Research shows that for conscientious staff, checking emails away from the office is linked to higher levels of stress and pressure.
Although personality types can often affect the degree to which the pressure is felt, businesses and organisations are being urged to put policies into place to stop employees letting work anxieties overspill into home life.
Titled ‘You’ve got mail!’, the report surveyed 2,000 people across a variety of industries, sectors and jobs and is due to be presented at the British Psychological Society’s Division of Occupational Psychology’s annual conference.
‘You’ve got mail!’ found a strong link between emails which are automatically sent to your inbox (‘push’ emails) and perceived email pressure, with ‘push’ emails used by almost half (49 per cent) of respondents.
In the IT and marketing, PR, media and internet sectors, perceived email pressure was found to be the highest with 30 per cent of those in these industries, receiving more than 50 emails a day. Over 65 per cent claimed that their emails were always active.

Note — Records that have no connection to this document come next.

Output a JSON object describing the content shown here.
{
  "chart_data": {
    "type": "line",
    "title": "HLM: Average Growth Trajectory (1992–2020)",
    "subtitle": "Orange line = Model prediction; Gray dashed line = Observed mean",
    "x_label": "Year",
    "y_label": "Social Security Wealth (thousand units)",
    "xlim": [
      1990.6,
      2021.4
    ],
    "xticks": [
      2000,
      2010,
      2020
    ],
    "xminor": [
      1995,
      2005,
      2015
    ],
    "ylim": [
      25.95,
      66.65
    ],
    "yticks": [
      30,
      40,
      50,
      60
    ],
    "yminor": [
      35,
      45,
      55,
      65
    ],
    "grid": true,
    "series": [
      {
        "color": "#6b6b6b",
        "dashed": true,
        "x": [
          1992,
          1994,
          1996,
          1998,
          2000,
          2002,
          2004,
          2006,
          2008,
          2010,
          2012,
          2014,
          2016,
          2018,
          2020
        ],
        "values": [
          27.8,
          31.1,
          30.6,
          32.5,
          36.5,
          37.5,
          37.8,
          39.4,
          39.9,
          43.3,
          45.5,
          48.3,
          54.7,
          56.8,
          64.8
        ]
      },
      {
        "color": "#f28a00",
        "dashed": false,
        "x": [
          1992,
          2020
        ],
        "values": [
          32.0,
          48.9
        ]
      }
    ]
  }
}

Managers specifically were found to experience significantly higher levels of perceived email pressure compared to non-managers.
Dr Richard MacKinnon, insight director at the Future Work Centre, said: “Our research shows that email is a double-edged sword. Whilst it can be a valuable communication tool, it’s clear that it’s a source of stress of frustration for many of us.
"The habits we develop, the emotional reactions we have to messages and the unwritten organisational etiquette around email, combine into a toxic source of stress which could be negatively impacting our productivity and wellbeing.”
CIPD believes that stress may be linked with employees having a higher core self-evaluation and believing they have more control over their situation and are therefore less impacted by their jobs.